Spin warp imaging: a form of Fourier transform imaging in which phase encoding gra­di­ent pulses are applied for constant duration but with varying amplitude. This is a dis­tinct form of the original FT imaging methods in which phase encoding is performed by applying gradient pulses of constant amplitude but varying duration. The spin warp me­thod is relatively tolerant of non-uniformities (inhomogeneities) in the static or gra­di­ent magnetic fields.

Spoiled FLASH: a FLASH sequence with a short TR in which the transverse coherences are removed by the application of one or more spoiler gradients.

Spoiler gradient: a gradient of sufficient amplitude and/or duration to fully dephase a signal. Often placed symmetrically about refocusing pulses so that they have no effect on the refocused signal but eliminate any signal originating at the refocusing pulse.

SR → Saturation recovery.

SSFP → Steady state free precession.

Steady state free precession (SSFP): method of NMR excitation in which strings of RF pulses are applied rapidly and repeatedly with interpulse intervals short compared to T2. This allows transverse coherences to develop which act to reinforce the fresh trans­ver­se magnetization generated at each RF pulse. Fourier SSFP imaging sequences re­quire the use of a phase rewinder gradient.

STEAM (Stimulated Echo Acquisition Mode): imaging and localization sequences utilizing a stimulated echo.

Stimulated echo: one of five echoes generated by a sequence of three RF pulses. The signal is stored as longitudinal magnetization between the second and third RF pulse and hence has a signal intensity which depends both on T1 and T2. The maximum intensity of a stimulated echo is only half that of an equivalent spin echo.

STIR (Short TI Inversion Recovery): inversion recovery sequence with a short TI interval.

Superconducting magnet: a magnet whose magnetic field originates from current flow­ing through a superconductor. Such a magnet must be enclosed in a cryostat.

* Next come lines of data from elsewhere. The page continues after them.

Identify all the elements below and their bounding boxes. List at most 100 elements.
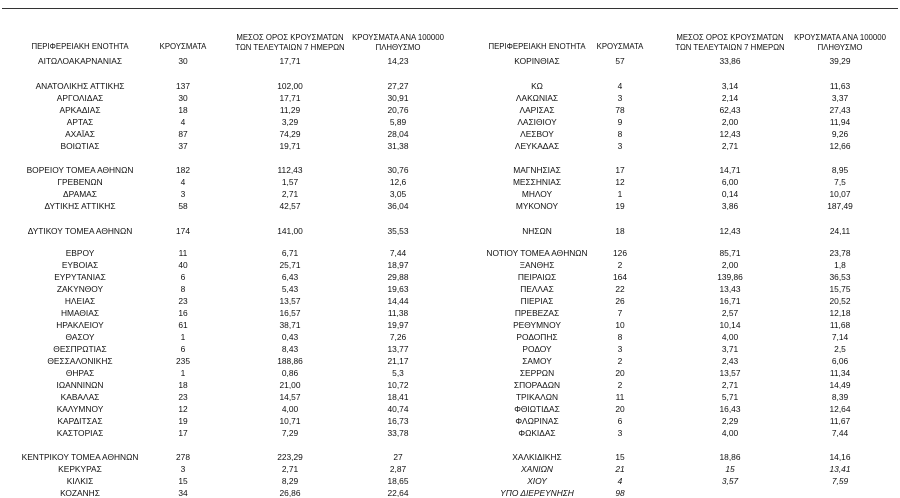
cell-value: 14,71 — [719, 165, 741, 175]
region-name: ΦΛΩΡΙΝΑΣ — [515, 416, 559, 426]
cell-value: 0,86 — [281, 368, 299, 378]
region-name: ΜΥΚΟΝΟΥ — [515, 201, 559, 211]
cell-value: 40 — [178, 260, 188, 270]
column-header: ΚΡΟΥΣΜΑΤΑ ΑΝΑ 100000 ΠΛΗΘΥΣΜΟ — [794, 33, 886, 52]
cell-value: 11,63 — [829, 81, 851, 91]
cell-value: 6,00 — [721, 177, 739, 187]
cell-value: 10 — [615, 320, 625, 330]
cell-value: 16 — [178, 308, 188, 318]
cell-value: 19,71 — [279, 141, 301, 151]
cell-value: 2,87 — [389, 464, 407, 474]
cell-value: 18 — [615, 226, 625, 236]
top-rule — [2, 8, 898, 9]
region-name: ΛΕΣΒΟΥ — [520, 129, 554, 139]
region-name: ΘΕΣΠΡΩΤΙΑΣ — [53, 344, 107, 354]
region-name: ΜΕΣΣΗΝΙΑΣ — [512, 177, 562, 187]
cell-value: 12,18 — [829, 308, 851, 318]
cell-value: 18,97 — [387, 260, 409, 270]
cell-value: 10,07 — [829, 189, 851, 199]
cell-value: 37 — [178, 141, 188, 151]
region-name: ΚΩ — [531, 81, 543, 91]
cell-value: 139,86 — [717, 272, 743, 282]
cell-value: 5,43 — [281, 284, 299, 294]
cell-value: 7,44 — [831, 428, 849, 438]
region-name: ΡΟΔΟΥ — [522, 344, 552, 354]
region-name: ΓΡΕΒΕΝΩΝ — [57, 177, 103, 187]
cell-value: 61 — [178, 320, 188, 330]
region-name: ΕΥΡΥΤΑΝΙΑΣ — [54, 272, 106, 282]
cell-value: 15 — [725, 464, 735, 474]
cell-value: 18,86 — [719, 452, 741, 462]
region-name: ΜΑΓΝΗΣΙΑΣ — [513, 165, 561, 175]
region-name: ΑΝΑΤΟΛΙΚΗΣ ΑΤΤΙΚΗΣ — [35, 81, 125, 91]
cell-value: 11,29 — [279, 105, 301, 115]
cell-value: 19,63 — [387, 284, 409, 294]
cell-value: 26,86 — [279, 488, 301, 498]
region-name: ΘΑΣΟΥ — [65, 332, 95, 342]
cell-value: 182 — [176, 165, 190, 175]
region-name: ΝΟΤΙΟΥ ΤΟΜΕΑ ΑΘΗΝΩΝ — [486, 248, 588, 258]
cell-value: 126 — [613, 248, 627, 258]
region-name: ΑΙΤΩΛΟΑΚΑΡΝΑΝΙΑΣ — [37, 56, 123, 66]
cell-value: 1,57 — [281, 177, 299, 187]
cell-value: 7,59 — [831, 476, 849, 486]
cell-value: 15 — [615, 452, 625, 462]
cell-value: 3 — [617, 428, 623, 438]
cell-value: 1 — [180, 368, 186, 378]
cell-value: 14,49 — [829, 380, 851, 390]
cell-value: 85,71 — [719, 248, 741, 258]
cell-value: 11,34 — [829, 368, 851, 378]
region-name: ΑΡΚΑΔΙΑΣ — [59, 105, 101, 115]
cell-value: 36,04 — [387, 201, 409, 211]
region-name: ΛΑΣΙΘΙΟΥ — [517, 117, 557, 127]
cell-value: 9,26 — [831, 129, 849, 139]
cell-value: 14,57 — [279, 392, 301, 402]
cell-value: 25,71 — [279, 260, 301, 270]
region-name: ΑΡΓΟΛΙΔΑΣ — [56, 93, 104, 103]
cell-value: 3,57 — [721, 476, 739, 486]
cell-value: 3,71 — [721, 344, 739, 354]
cell-value: 188,86 — [277, 356, 303, 366]
region-name: ΦΘΙΩΤΙΔΑΣ — [514, 404, 560, 414]
cell-value: 14,44 — [387, 296, 409, 306]
cell-value: 12,6 — [389, 177, 407, 187]
region-name: ΔΥΤΙΚΟΥ ΤΟΜΕΑ ΑΘΗΝΩΝ — [27, 226, 133, 236]
cell-value: 30,91 — [387, 93, 409, 103]
region-name: ΣΠΟΡΑΔΩΝ — [513, 380, 561, 390]
cell-value: 3,37 — [831, 93, 849, 103]
cell-value: 87 — [178, 129, 188, 139]
cell-value: 112,43 — [277, 165, 303, 175]
cell-value: 1 — [617, 189, 623, 199]
cell-value: 7 — [617, 308, 623, 318]
cell-value: 15,75 — [829, 284, 851, 294]
cell-value: 235 — [176, 356, 190, 366]
cell-value: 8,95 — [831, 165, 849, 175]
cell-value: 13,41 — [829, 464, 851, 474]
cell-value: 164 — [613, 272, 627, 282]
region-name: ΗΡΑΚΛΕΙΟΥ — [56, 320, 104, 330]
cell-value: 6 — [180, 344, 186, 354]
cell-value: 20,52 — [829, 296, 851, 306]
cell-value: 17,71 — [279, 56, 301, 66]
region-name: ΙΩΑΝΝΙΝΩΝ — [56, 380, 104, 390]
cell-value: 16,43 — [719, 404, 741, 414]
cell-value: 7,29 — [281, 428, 299, 438]
cell-value: 36,53 — [829, 272, 851, 282]
cell-value: 23,78 — [829, 248, 851, 258]
cell-value: 6,06 — [831, 356, 849, 366]
cell-value: 21,00 — [279, 380, 301, 390]
cell-value: 223,29 — [277, 452, 303, 462]
region-name: ΒΟΙΩΤΙΑΣ — [60, 141, 100, 151]
cell-value: 98 — [615, 488, 625, 498]
region-name: ΘΕΣΣΑΛΟΝΙΚΗΣ — [47, 356, 113, 366]
cell-value: 7,44 — [389, 248, 407, 258]
cell-value: 4 — [180, 117, 186, 127]
cell-value: 2,00 — [721, 260, 739, 270]
cell-value: 17 — [178, 428, 188, 438]
cell-value: 6,43 — [281, 272, 299, 282]
cell-value: 3 — [617, 93, 623, 103]
region-name: ΕΒΡΟΥ — [65, 248, 95, 258]
cell-value: 16,71 — [719, 296, 741, 306]
region-name: ΛΑΚΩΝΙΑΣ — [515, 93, 559, 103]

Superconductor: a substance whose electrical resistance essentially disappears at tem­pe­ra­tu­res near absolute zero. A commonly used superconductor in magnetic resonance ima­ging system magnets is niobiumtitanium, embedded in a copper matrix to help pro­tect the superconductor from quenching.

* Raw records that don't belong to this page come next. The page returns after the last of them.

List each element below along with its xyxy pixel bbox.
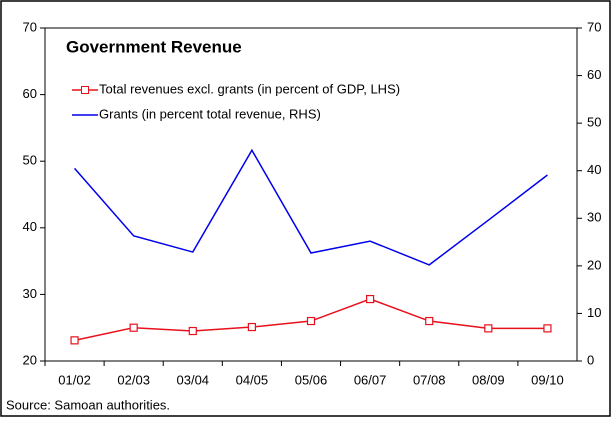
y-tick-label: 70 [23,19,37,34]
y2-tick-label: 60 [587,67,601,82]
y-tick-label: 40 [23,219,37,234]
y2-tick-label: 0 [587,352,594,367]
legend-label: Grants (in percent total revenue, RHS) [99,106,321,121]
x-tick-label: 04/05 [236,372,269,387]
y-tick-label: 60 [23,86,37,101]
data-point [543,324,552,333]
x-tick-label: 05/06 [295,372,328,387]
y2-tick-label: 40 [587,162,601,177]
data-point [247,322,256,332]
y2-tick-label: 30 [587,210,601,225]
data-point [425,316,434,326]
x-tick-label: 03/04 [177,372,210,387]
data-point [484,324,493,333]
series-line [73,148,548,266]
data-point [188,326,197,336]
y2-tick-label: 20 [587,257,601,272]
y-tick-label: 50 [23,153,37,168]
source-note: Source: Samoan authorities. [6,397,170,412]
data-point [306,316,316,326]
y-tick-label: 30 [23,286,37,301]
y2-tick-label: 50 [587,115,601,130]
y2-tick-label: 70 [587,19,601,34]
plot-area [44,27,578,362]
x-tick-label: 07/08 [413,372,446,387]
x-tick-label: 08/09 [472,372,505,387]
data-point [366,294,375,304]
data-point [70,336,79,345]
x-tick-label: 02/03 [117,372,150,387]
legend-marker [81,86,89,94]
chart-title: Government Revenue [66,37,242,56]
legend-label: Total revenues excl. grants (in percent … [99,81,400,96]
data-point [129,323,138,332]
x-tick-label: 01/02 [58,372,91,387]
y-tick-label: 20 [23,352,37,367]
x-tick-label: 09/10 [531,372,564,387]
x-tick-label: 06/07 [354,372,387,387]
y2-tick-label: 10 [587,305,601,320]
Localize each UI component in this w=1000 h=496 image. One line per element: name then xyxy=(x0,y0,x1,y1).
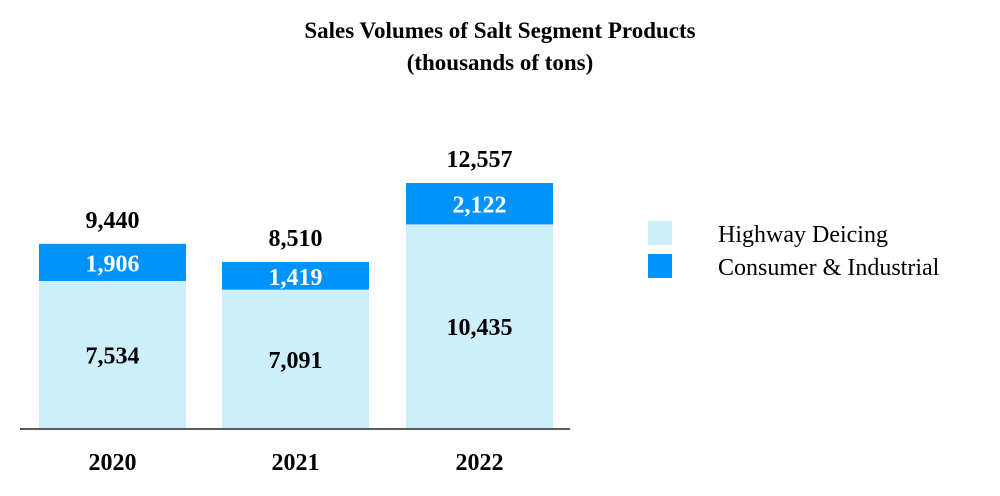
x-tick-label-2021: 2021 xyxy=(272,450,320,476)
bar-highway-deicing-2022 xyxy=(406,224,553,428)
legend-swatch-consumer-industrial xyxy=(648,254,672,278)
chart-title: Sales Volumes of Salt Segment Products xyxy=(304,18,695,43)
bar-highway-deicing-2021-label: 7,091 xyxy=(269,348,323,374)
bar-highway-deicing-2022-label: 10,435 xyxy=(447,315,513,341)
chart-subtitle: (thousands of tons) xyxy=(407,50,594,75)
total-label-2022: 12,557 xyxy=(447,147,513,173)
bar-consumer-industrial-2022 xyxy=(406,183,553,225)
legend: Highway Deicing Consumer & Industrial xyxy=(648,221,940,281)
bar-highway-deicing-2021 xyxy=(222,289,369,428)
total-label-2021: 8,510 xyxy=(269,226,323,252)
x-tick-label-2020: 2020 xyxy=(89,450,137,476)
bar-consumer-industrial-2020-label: 1,906 xyxy=(86,251,140,277)
total-label-2020: 9,440 xyxy=(86,208,140,234)
legend-label-consumer-industrial: Consumer & Industrial xyxy=(718,255,940,281)
x-tick-label-2022: 2022 xyxy=(456,450,504,476)
bar-consumer-industrial-2021 xyxy=(222,261,369,290)
legend-label-highway-deicing: Highway Deicing xyxy=(718,222,888,248)
legend-swatch-highway-deicing xyxy=(648,221,672,245)
bar-consumer-industrial-2020 xyxy=(39,243,186,282)
bar-consumer-industrial-2021-label: 1,419 xyxy=(269,265,323,291)
bars-layer: 7,534 1,906 9,440 2020 7,091 1,419 8,510 2021 10… xyxy=(39,147,553,476)
bar-consumer-industrial-2022-label: 2,122 xyxy=(453,193,507,219)
bar-highway-deicing-2020-label: 7,534 xyxy=(86,344,140,370)
bar-highway-deicing-2020 xyxy=(39,281,186,428)
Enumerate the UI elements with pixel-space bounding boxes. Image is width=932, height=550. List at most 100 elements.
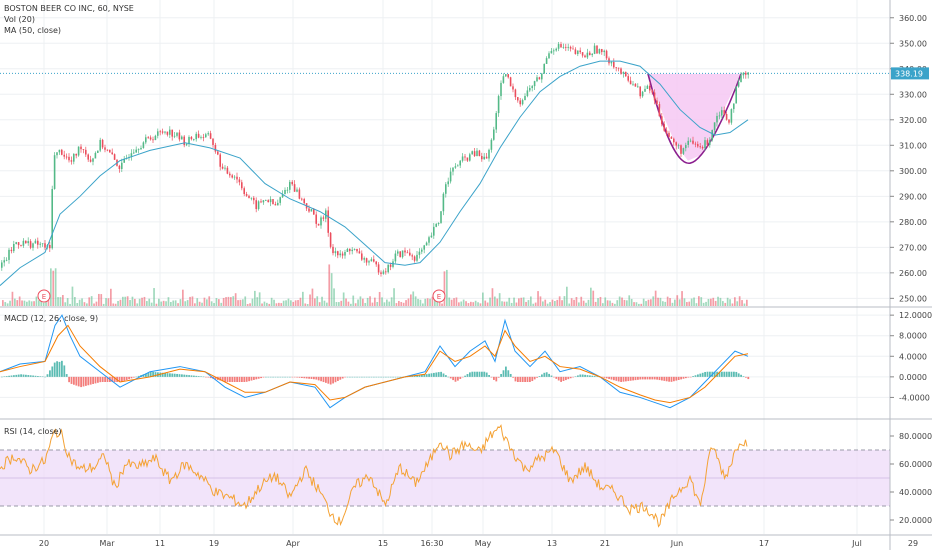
volume-bar: [630, 298, 633, 306]
volume-bar: [746, 299, 748, 306]
macd-histogram-bar: [75, 376, 78, 386]
candle-body: [166, 131, 169, 135]
volume-bar: [604, 297, 607, 306]
volume-bar: [321, 296, 323, 306]
volume-legend[interactable]: Vol (20): [4, 15, 35, 24]
volume-bar: [640, 303, 643, 306]
volume-bar: [650, 299, 652, 306]
volume-bar: [146, 301, 148, 306]
macd-histogram-bar: [205, 376, 207, 378]
volume-bar: [652, 296, 655, 306]
macd-histogram-bar: [425, 374, 428, 377]
volume-bar: [14, 298, 16, 306]
macd-histogram-bar: [476, 371, 478, 377]
volume-bar: [270, 297, 273, 306]
macd-histogram-bar: [488, 375, 490, 377]
candle-body: [351, 249, 353, 252]
macd-legend[interactable]: MACD (12, 26, close, 9): [4, 314, 99, 323]
macd-histogram-bar: [121, 376, 123, 382]
candle-body: [181, 136, 183, 140]
volume-bar: [311, 288, 314, 306]
volume-bar: [239, 299, 242, 306]
earnings-marker: [37, 289, 51, 303]
macd-histogram-bar: [517, 376, 519, 382]
volume-bar: [520, 297, 523, 306]
volume-bar: [42, 302, 45, 306]
volume-bar: [323, 300, 326, 306]
macd-histogram-bar: [1, 376, 3, 378]
candle-body: [212, 138, 214, 145]
volume-bar: [542, 301, 544, 306]
rsi-tick-label: 40.0000: [899, 488, 932, 497]
candle-body: [598, 49, 601, 54]
volume-bar: [100, 294, 103, 306]
macd-histogram-bar: [399, 376, 402, 378]
candle-body: [593, 45, 596, 54]
volume-bar: [417, 298, 419, 306]
volume-bar: [194, 303, 196, 306]
macd-histogram-bar: [541, 374, 543, 377]
candle-body: [697, 144, 699, 147]
volume-bar: [242, 299, 244, 306]
candle-body: [711, 130, 713, 141]
candle-body: [34, 240, 37, 244]
volume-bar: [316, 296, 319, 306]
macd-histogram-bar: [747, 376, 750, 380]
macd-histogram-bar: [440, 371, 442, 377]
candle-body: [22, 240, 25, 246]
macd-histogram-bar: [653, 376, 656, 380]
volume-bar: [710, 298, 712, 306]
macd-histogram-bar: [368, 376, 370, 378]
candle-body: [207, 133, 209, 135]
macd-histogram-bar: [457, 376, 459, 381]
rsi-legend[interactable]: RSI (14, close): [4, 427, 62, 436]
volume-bar: [443, 271, 446, 306]
macd-histogram-bar: [337, 376, 339, 381]
macd-histogram-bar: [507, 370, 510, 377]
volume-bar: [575, 297, 578, 306]
volume-bar: [441, 303, 443, 306]
macd-histogram-bar: [500, 373, 502, 377]
macd-histogram-bar: [656, 376, 658, 380]
macd-histogram-bar: [584, 374, 586, 377]
macd-histogram-bar: [421, 374, 423, 377]
volume-bar: [597, 298, 599, 306]
macd-histogram-bar: [572, 376, 574, 378]
volume-bar: [359, 296, 362, 306]
candle-body: [284, 189, 286, 195]
candle-body: [87, 154, 89, 160]
macd-histogram-bar: [524, 376, 526, 382]
candle-body: [37, 240, 39, 245]
volume-bar: [381, 297, 383, 306]
ma-legend[interactable]: MA (50, close): [4, 26, 62, 35]
volume-bar: [719, 297, 722, 306]
macd-histogram-bar: [617, 376, 620, 382]
candle-body: [721, 110, 723, 116]
volume-bar: [729, 299, 731, 306]
macd-histogram-bar: [629, 376, 632, 381]
macd-histogram-bar: [147, 372, 150, 377]
candle-body: [183, 136, 185, 146]
volume-bar: [160, 301, 163, 306]
volume-bar: [532, 303, 535, 306]
macd-histogram-bar: [123, 376, 126, 381]
macd-histogram-bar: [353, 376, 356, 378]
candle-body: [41, 243, 44, 245]
volume-bar: [328, 264, 331, 306]
volume-bar: [602, 303, 604, 306]
macd-histogram-bar: [493, 376, 495, 380]
volume-bar: [138, 298, 141, 306]
macd-histogram-bar: [709, 371, 711, 377]
volume-bar: [50, 268, 52, 306]
macd-histogram-bar: [341, 376, 344, 379]
macd-histogram-bar: [452, 376, 454, 381]
volume-bar: [230, 297, 232, 306]
volume-bar: [690, 298, 693, 306]
candle-body: [553, 50, 555, 52]
macd-histogram-bar: [214, 376, 217, 380]
macd-histogram-bar: [701, 372, 704, 377]
macd-histogram-bar: [197, 376, 200, 377]
symbol-title[interactable]: BOSTON BEER CO INC, 60, NYSE: [4, 4, 134, 13]
macd-histogram-bar: [512, 376, 514, 378]
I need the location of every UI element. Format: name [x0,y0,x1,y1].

Surface coil: a simple flat RF receiver coil placed over a region of interest will have an effective selectivity for a volume which is approximately defined by the coil cir­cum­fe­rence and extends for one radius deep from the coil center. Some additional spatial se­lec­ti­vi­ty can be achieved with gradient magnetic fields. Offers increased sensitivity com­pared with conventional RF coils but only over a limited volume. Adiabatic pulses can be used to generate uniform flip angles over the whole volume excited by the surface coil, otherwise the flip angle varies with position.

Superparamagnetic: T2 or T2* contrast agents; originally ferromagnetic substances which have a very small size and thus have lost their permanent magnetism. Also known as bulk susceptibility agents.